U.S. Securities and Exchange Commission (SEC) Chair Paul Atkins said on Tuesday, August 19, 2025, that only a small percentage of crypto tokens should be considered securities, marking a sharp departure from the agency’s previous position.
Speaking at the Wyoming Blockchain Symposium, Atkins explained:
“From the SEC’s perspective, we will plow forward on this idea that just the token itself is not necessarily a security. Very few, in my mind, tokens are securities — but it depends on the package around it and how it’s being sold.”
This stance contrasts with former SEC Chair Gary Gensler, who repeatedly argued that the “vast majority” of crypto assets fell under securities law via the Howey test. Gensler resigned in January 2025, with Mark Uyeda serving as Acting Chair before Atkins’ appointment.
📜 Legislative Backdrop
Atkins’ comments come as Congress works to set clearer digital asset rules. In July, the House passed the Digital Asset Market Clarity (CLARITY) Act, which establishes a regulatory framework for U.S. crypto markets.

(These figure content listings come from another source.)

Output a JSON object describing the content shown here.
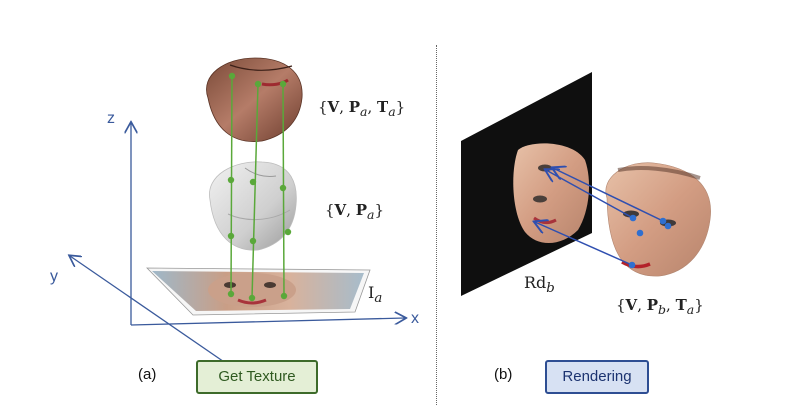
{
  "axes": {
    "x": "x",
    "y": "y",
    "z": "z"
  },
  "left": {
    "top_params": {
      "V": "V",
      "P": "P",
      "P_sub": "a",
      "T": "T",
      "T_sub": "a"
    },
    "mid_params": {
      "V": "V",
      "P": "P",
      "P_sub": "a"
    },
    "image_label": {
      "base": "I",
      "sub": "a"
    },
    "panel_label": "(a)",
    "button_label": "Get Texture"
  },
  "right": {
    "render_label": {
      "base": "Rd",
      "sub": "b"
    },
    "params": {
      "V": "V",
      "P": "P",
      "P_sub": "b",
      "T": "T",
      "T_sub": "a"
    },
    "panel_label": "(b)",
    "button_label": "Rendering"
  },
  "colors": {
    "axis": "#3a5a9c",
    "landmark_green": "#5aa83a",
    "landmark_blue": "#2f6fd0",
    "texture_button_border": "#3d6b2a",
    "render_button_border": "#2e4e93"
  }
}
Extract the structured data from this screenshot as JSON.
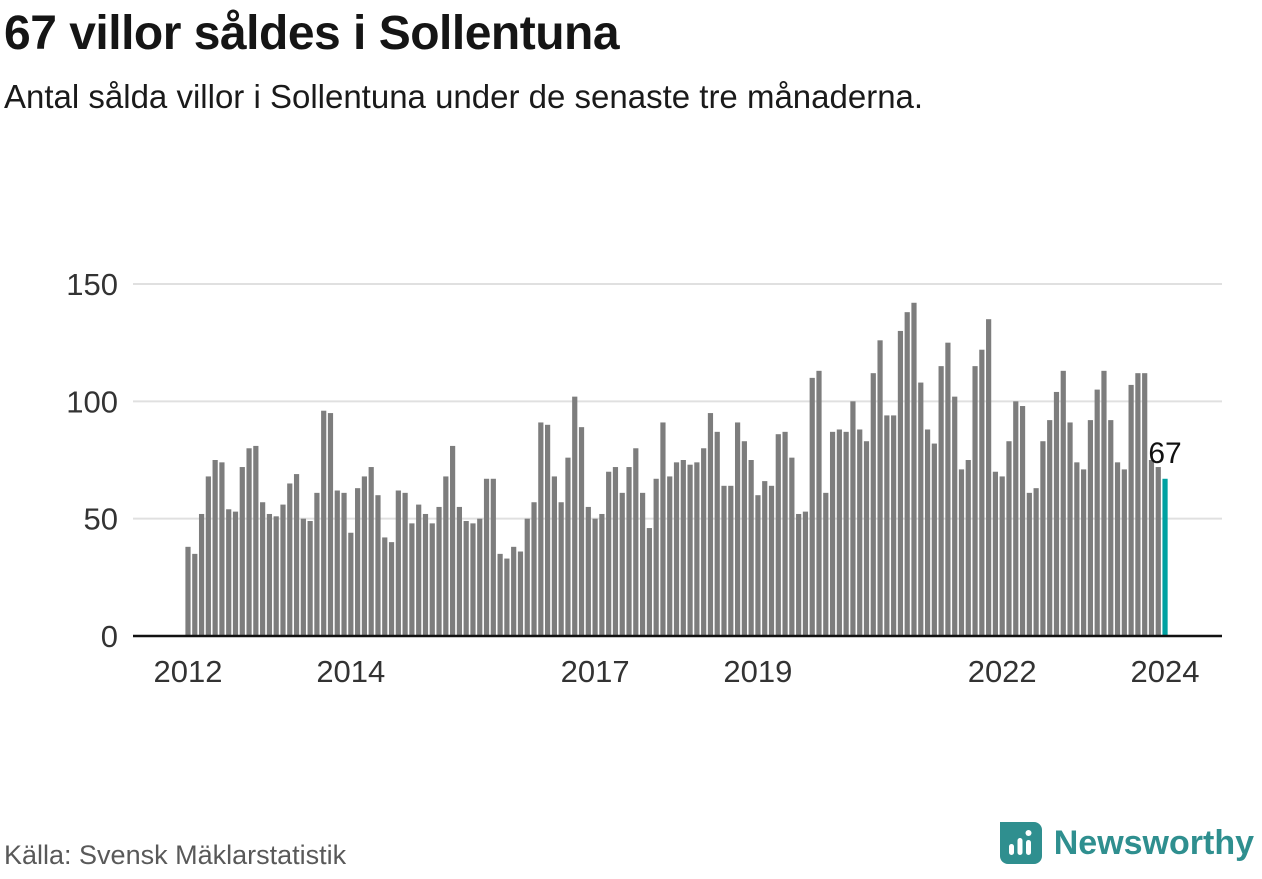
{
  "header": {
    "title": "67 villor såldes i Sollentuna",
    "subtitle": "Antal sålda villor i Sollentuna under de senaste tre månaderna."
  },
  "chart_data": {
    "type": "bar",
    "title": "67 villor såldes i Sollentuna",
    "ylabel": "",
    "xlabel": "",
    "ylim": [
      0,
      150
    ],
    "grid": true,
    "y_ticks": [
      0,
      50,
      100,
      150
    ],
    "x_ticks": [
      {
        "label": "2012",
        "month_index": 0
      },
      {
        "label": "2014",
        "month_index": 24
      },
      {
        "label": "2017",
        "month_index": 60
      },
      {
        "label": "2019",
        "month_index": 84
      },
      {
        "label": "2022",
        "month_index": 120
      },
      {
        "label": "2024",
        "month_index": 144
      }
    ],
    "x_start": "2012-01",
    "values": [
      38,
      35,
      52,
      68,
      75,
      74,
      54,
      53,
      72,
      80,
      81,
      57,
      52,
      51,
      56,
      65,
      69,
      50,
      49,
      61,
      96,
      95,
      62,
      61,
      44,
      63,
      68,
      72,
      60,
      42,
      40,
      62,
      61,
      48,
      56,
      52,
      48,
      55,
      68,
      81,
      55,
      49,
      48,
      50,
      67,
      67,
      35,
      33,
      38,
      36,
      50,
      57,
      91,
      90,
      68,
      57,
      76,
      102,
      89,
      55,
      50,
      52,
      70,
      72,
      61,
      72,
      80,
      61,
      46,
      67,
      91,
      68,
      74,
      75,
      73,
      74,
      80,
      95,
      87,
      64,
      64,
      91,
      83,
      75,
      60,
      66,
      64,
      86,
      87,
      76,
      52,
      53,
      110,
      113,
      61,
      87,
      88,
      87,
      100,
      88,
      83,
      112,
      126,
      94,
      94,
      130,
      138,
      142,
      108,
      88,
      82,
      115,
      125,
      102,
      71,
      75,
      115,
      122,
      135,
      70,
      68,
      83,
      100,
      98,
      61,
      63,
      83,
      92,
      104,
      113,
      91,
      74,
      71,
      92,
      105,
      113,
      92,
      74,
      71,
      107,
      112,
      112,
      75,
      72,
      67
    ],
    "annotation": {
      "text": "67",
      "index": 144
    },
    "highlight_last": true,
    "colors": {
      "bar": "#7d7d7d",
      "highlight": "#00a1a1",
      "grid": "#e0e0e0",
      "axis": "#111111",
      "tick_label": "#333333"
    }
  },
  "footer": {
    "source": "Källa: Svensk Mäklarstatistik",
    "brand": "Newsworthy",
    "brand_color": "#2f8f8f"
  }
}
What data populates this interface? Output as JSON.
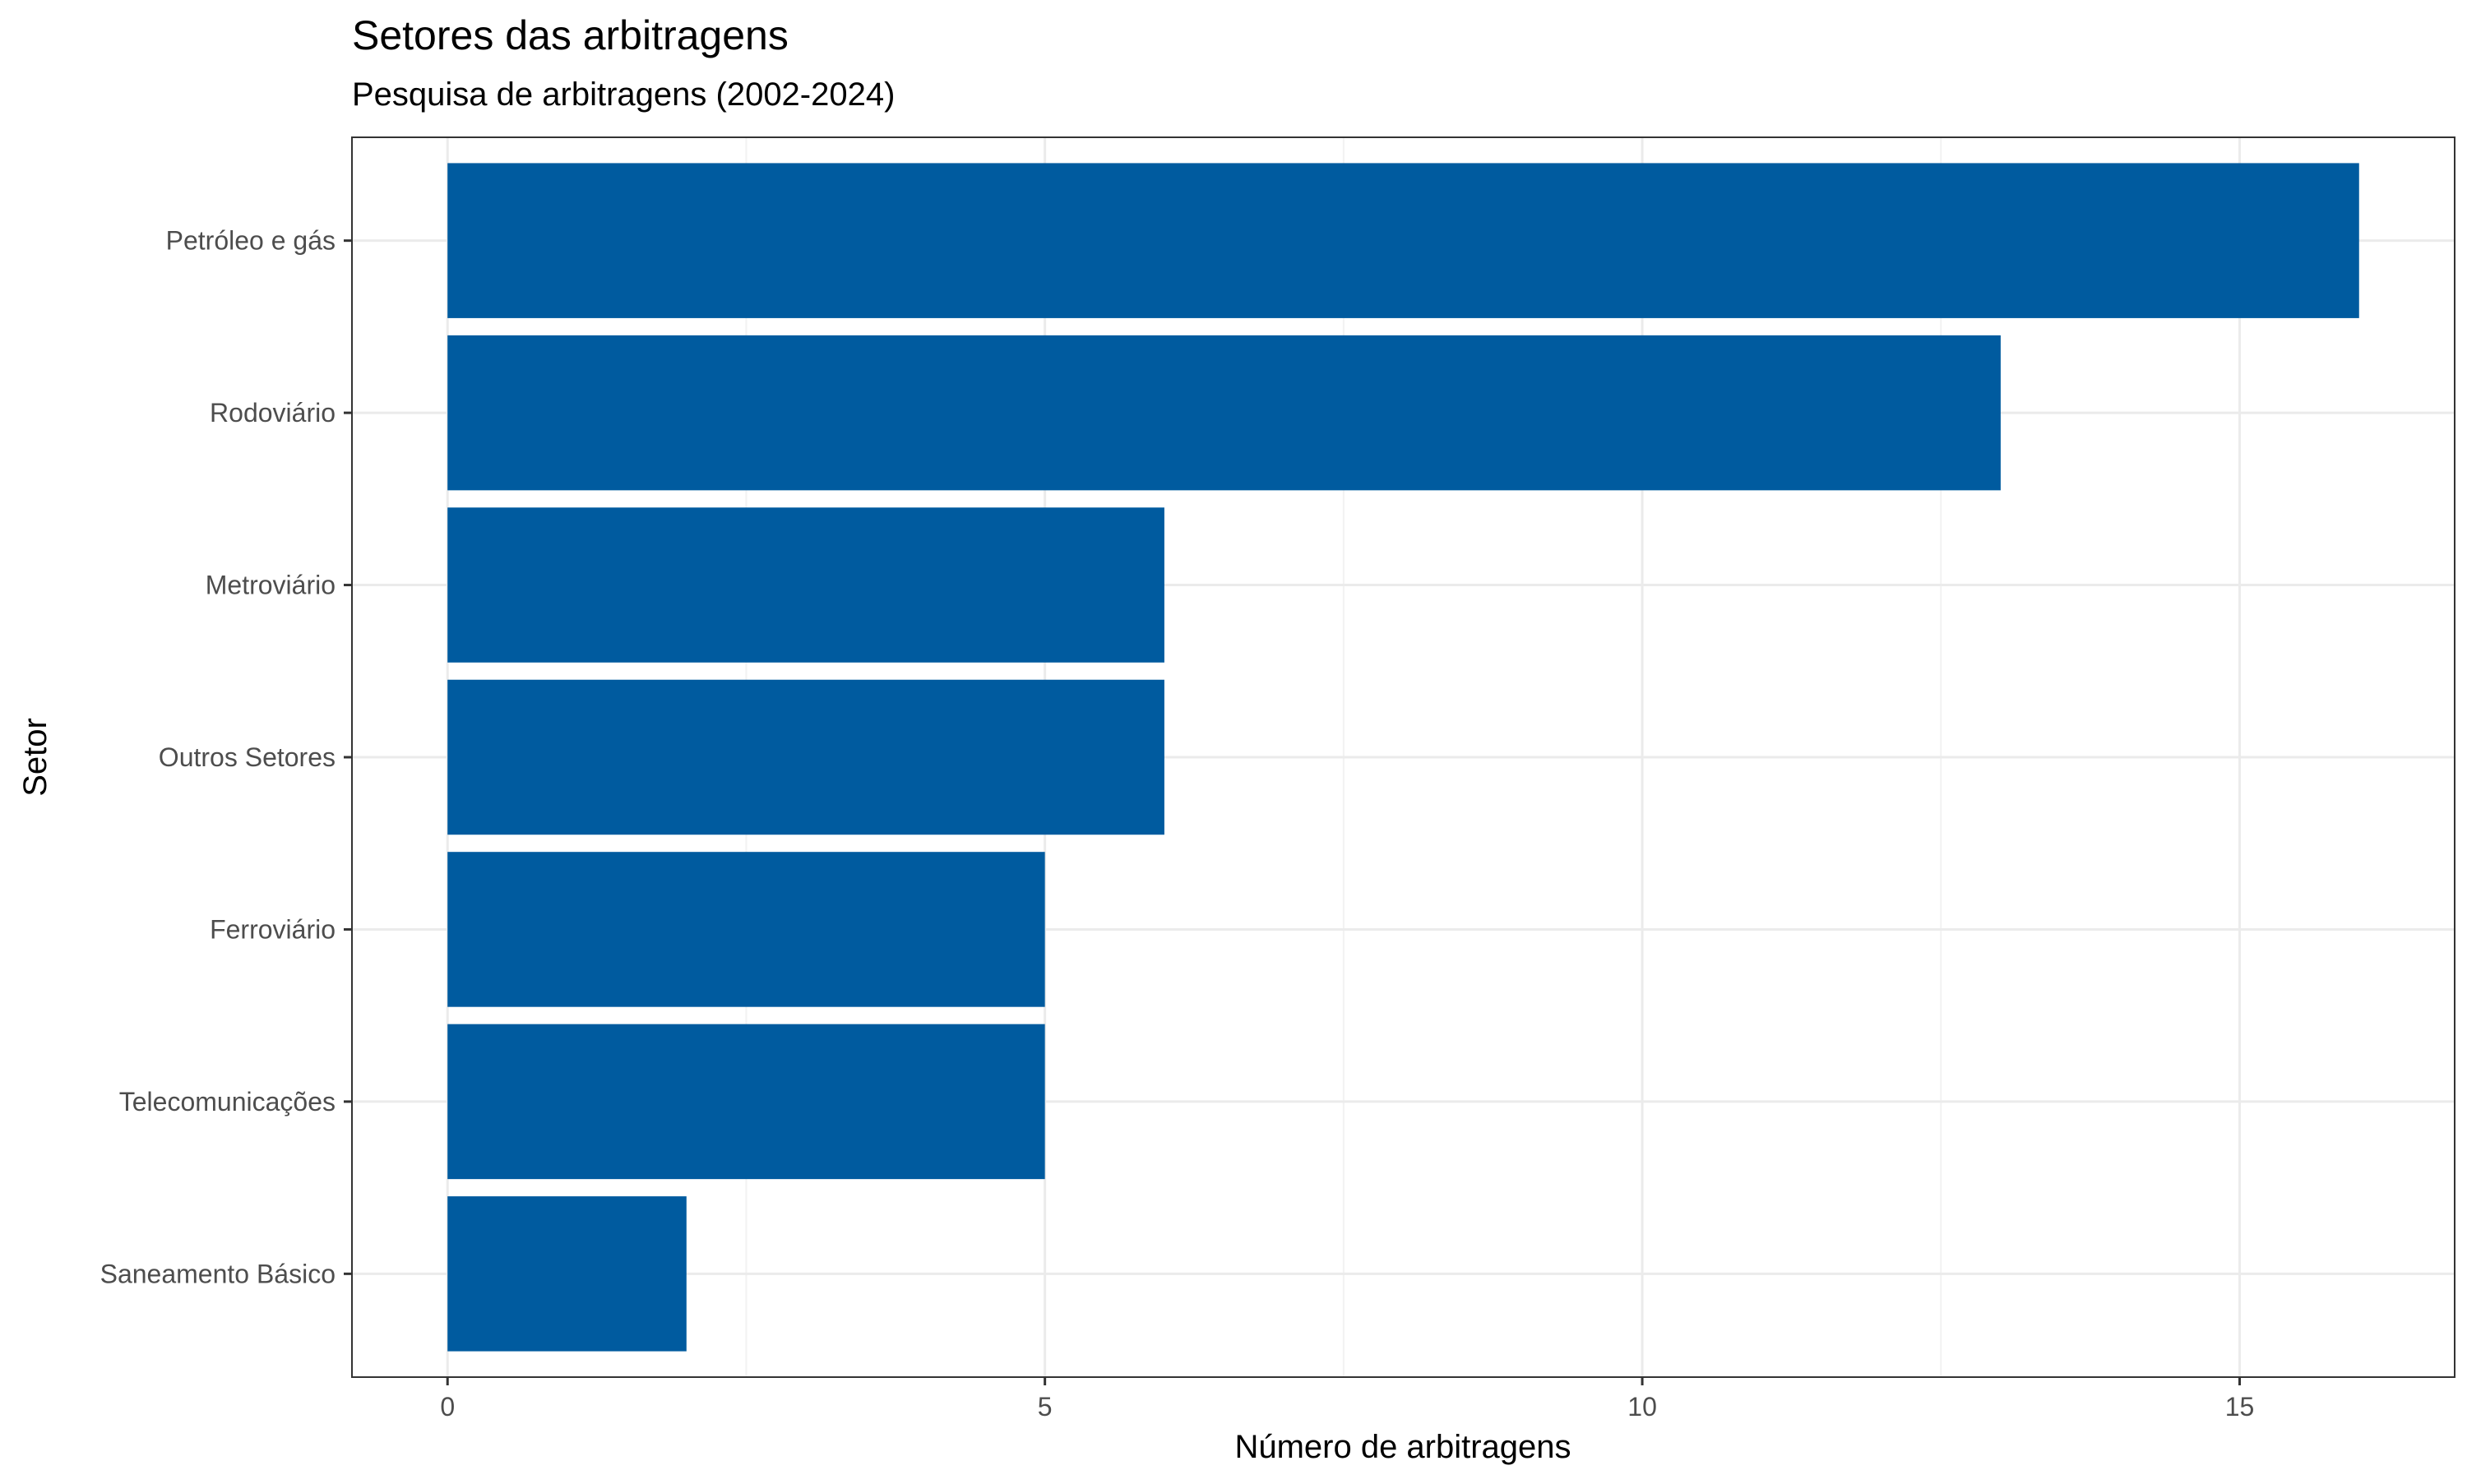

Senate Banking Committee Chair Tim Scott recently noted that as many as 18 Democrats could join Republicans in supporting the bill when the Senate reconvenes on September 2, 2025, suggesting broad bipartisan momentum.
⚖️ Project Crypto Initiative
Atkins also referenced the SEC’s Project Crypto, which aims to craft guidelines for blockchain-based trading platforms while balancing investor protection with innovation.
The new approach indicates a friendlier regulatory climate for crypto, giving businesses and investors greater clarity as the U.S. market continues to evolve.